I do believe the TCFlogger is starting to get it. I'm less sure about Jeremy Hunt.

Paul Martin's Sovereigntist Thinking

Last night I decided to work on some personal projects, instead of watching the debates. Based on the news reactions and subsequent coverage, I gather I didn't miss much.

However, I was struck by Paul Martin's attempt to defend Canadian integrity in front of BQ leader Gilles Duceppe. While it might have been passionate, it shows everything that's wrong with the current Liberal line on Canada-Quebec relations.

Here's what Martin said:
Let me say also that I am a Quebecer, and you are not going to take my country away from me with some trick, with some ambiguous question ... This is my country and my children were born and raised in Quebec, and you're not going to go to them and say that you're going to find some backdoor way of taking my country or dividing Quebec family against Quebec family.

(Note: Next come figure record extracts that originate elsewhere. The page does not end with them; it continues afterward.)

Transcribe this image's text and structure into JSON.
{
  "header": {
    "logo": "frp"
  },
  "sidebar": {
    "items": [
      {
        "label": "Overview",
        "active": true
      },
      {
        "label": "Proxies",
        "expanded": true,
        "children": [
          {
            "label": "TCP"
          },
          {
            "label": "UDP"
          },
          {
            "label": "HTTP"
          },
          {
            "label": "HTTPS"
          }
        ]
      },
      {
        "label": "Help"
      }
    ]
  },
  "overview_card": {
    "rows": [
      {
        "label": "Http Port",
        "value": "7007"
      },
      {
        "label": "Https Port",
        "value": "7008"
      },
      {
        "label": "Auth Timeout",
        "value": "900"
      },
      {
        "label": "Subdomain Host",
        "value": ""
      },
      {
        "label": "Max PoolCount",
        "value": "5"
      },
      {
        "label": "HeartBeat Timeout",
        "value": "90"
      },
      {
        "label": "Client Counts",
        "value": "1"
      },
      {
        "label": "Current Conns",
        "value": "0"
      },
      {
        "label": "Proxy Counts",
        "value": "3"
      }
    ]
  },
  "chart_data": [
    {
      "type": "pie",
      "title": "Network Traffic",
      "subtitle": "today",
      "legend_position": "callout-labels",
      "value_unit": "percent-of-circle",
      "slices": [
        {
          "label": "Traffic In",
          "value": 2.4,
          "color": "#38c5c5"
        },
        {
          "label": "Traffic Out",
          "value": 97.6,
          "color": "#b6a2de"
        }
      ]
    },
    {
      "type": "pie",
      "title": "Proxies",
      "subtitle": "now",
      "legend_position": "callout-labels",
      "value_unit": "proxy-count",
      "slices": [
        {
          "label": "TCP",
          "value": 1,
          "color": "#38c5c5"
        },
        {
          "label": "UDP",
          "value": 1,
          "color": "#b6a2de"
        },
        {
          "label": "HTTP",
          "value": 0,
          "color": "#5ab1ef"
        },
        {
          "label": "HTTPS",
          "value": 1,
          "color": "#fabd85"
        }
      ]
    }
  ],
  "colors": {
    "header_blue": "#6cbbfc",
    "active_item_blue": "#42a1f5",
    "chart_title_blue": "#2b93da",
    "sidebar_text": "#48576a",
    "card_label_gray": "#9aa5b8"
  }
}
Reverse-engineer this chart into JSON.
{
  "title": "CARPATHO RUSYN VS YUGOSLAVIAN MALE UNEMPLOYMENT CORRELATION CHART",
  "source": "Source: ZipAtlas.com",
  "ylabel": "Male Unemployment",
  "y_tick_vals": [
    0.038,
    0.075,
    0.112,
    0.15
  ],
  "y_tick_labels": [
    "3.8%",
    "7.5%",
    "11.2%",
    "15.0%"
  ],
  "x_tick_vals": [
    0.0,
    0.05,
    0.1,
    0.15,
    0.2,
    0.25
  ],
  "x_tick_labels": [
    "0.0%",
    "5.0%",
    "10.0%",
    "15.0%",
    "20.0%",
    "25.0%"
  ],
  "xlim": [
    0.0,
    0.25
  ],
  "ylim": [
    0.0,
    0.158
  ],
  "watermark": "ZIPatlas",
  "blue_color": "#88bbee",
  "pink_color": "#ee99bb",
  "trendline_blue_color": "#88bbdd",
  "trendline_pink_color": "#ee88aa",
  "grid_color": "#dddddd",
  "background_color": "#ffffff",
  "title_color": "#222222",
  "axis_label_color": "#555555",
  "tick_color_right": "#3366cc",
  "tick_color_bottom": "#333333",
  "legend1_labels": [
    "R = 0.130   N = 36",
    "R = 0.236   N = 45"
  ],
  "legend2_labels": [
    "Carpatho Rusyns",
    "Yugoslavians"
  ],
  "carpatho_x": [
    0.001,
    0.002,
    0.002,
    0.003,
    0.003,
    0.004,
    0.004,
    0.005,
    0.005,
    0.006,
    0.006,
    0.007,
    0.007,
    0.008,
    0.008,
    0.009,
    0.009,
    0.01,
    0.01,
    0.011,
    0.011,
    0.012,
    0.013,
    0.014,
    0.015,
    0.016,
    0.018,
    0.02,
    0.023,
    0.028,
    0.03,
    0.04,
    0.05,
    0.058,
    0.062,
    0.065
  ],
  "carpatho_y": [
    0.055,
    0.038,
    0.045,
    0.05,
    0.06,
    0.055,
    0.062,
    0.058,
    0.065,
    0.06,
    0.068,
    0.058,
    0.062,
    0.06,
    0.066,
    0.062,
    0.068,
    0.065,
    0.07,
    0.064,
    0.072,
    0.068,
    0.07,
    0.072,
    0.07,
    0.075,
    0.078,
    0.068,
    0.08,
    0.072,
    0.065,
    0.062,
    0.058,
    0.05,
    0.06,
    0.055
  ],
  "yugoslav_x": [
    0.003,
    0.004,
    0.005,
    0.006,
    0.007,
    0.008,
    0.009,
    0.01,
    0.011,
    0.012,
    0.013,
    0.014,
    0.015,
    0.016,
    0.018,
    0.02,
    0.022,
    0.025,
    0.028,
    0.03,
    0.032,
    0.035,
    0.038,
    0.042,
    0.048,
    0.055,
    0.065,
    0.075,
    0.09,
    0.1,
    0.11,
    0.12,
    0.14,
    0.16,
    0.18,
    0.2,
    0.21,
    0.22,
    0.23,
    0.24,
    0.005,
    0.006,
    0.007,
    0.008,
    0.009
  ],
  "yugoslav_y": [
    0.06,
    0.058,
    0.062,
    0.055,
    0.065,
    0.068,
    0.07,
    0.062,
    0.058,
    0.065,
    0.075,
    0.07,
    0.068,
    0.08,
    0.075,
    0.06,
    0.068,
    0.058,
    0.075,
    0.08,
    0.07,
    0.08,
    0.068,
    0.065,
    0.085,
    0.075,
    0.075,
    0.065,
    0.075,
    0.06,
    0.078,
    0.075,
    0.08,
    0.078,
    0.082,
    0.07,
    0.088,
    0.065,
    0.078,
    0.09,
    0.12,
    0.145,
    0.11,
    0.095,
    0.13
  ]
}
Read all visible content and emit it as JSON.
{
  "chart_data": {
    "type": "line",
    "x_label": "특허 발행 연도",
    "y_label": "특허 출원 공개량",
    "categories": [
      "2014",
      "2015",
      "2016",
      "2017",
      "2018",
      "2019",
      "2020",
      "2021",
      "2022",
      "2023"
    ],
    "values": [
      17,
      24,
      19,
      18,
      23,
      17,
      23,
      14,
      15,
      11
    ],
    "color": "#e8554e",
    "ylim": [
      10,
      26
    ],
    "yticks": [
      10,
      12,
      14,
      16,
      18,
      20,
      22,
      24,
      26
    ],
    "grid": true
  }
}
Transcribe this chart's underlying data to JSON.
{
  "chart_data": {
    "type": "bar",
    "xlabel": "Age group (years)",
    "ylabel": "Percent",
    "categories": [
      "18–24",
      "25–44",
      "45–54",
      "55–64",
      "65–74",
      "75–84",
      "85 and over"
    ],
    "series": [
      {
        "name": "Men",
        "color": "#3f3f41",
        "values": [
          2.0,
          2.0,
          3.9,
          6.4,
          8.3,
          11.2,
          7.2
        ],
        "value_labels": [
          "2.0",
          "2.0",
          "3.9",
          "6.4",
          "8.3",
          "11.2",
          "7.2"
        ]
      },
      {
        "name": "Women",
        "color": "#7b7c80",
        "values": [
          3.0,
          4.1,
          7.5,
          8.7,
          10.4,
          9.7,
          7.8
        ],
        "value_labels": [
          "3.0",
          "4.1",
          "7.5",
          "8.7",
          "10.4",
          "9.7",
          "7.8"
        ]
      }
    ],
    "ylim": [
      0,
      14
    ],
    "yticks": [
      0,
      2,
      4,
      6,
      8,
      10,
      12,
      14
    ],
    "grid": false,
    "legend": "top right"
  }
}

We do have an opportunity, and Quebecers understand this, to build a country which is without parallel, and if you take a look at the way that Canada is measuring up in terms of our economy, in terms of the strength of our social programs, in terms of our independent foreign policy, I believe that we do appeal to the deep attachment, the deep love of this country that Quebecers have and you're not going to win, Mr. Duceppe. Let me tell you that.
A defence of Canada that mentions Quebec five times -- and Canada only once. And furthermore, Canada is only mentioned near the end of his defence.

What I find irritating about this line is that in trying to speak to Duceppe as a fellow Quebecer, Martin has in effect ignored his identity as a Canadian. Martin's statement falls into the mindset that Quebec sovereignty is to be decided by Quebeckers alone, a mindset not shared by most federalists.

So what would have been a better line to take? A line that would have rendered Gilles Duceppe speechless, or at least sputtering. A line that would have began as:

"Mr. Duceppe. You are Canadian. I will not let you destroy your country with with some trick, with some ambiguous question. Your children were born Canadian and raised as Canadians, whether you want to admit it or not. For the virtues of Quebec are the virtues of Canada and can be found in all Canadians. Are you going to tell your children that their neighbors are no longer neighbors?"

The best way to deal with the sovereignty question, at this stage of the game, is to introduce a completely new mindset. That's something that Paul Martin can't learn in six weeks.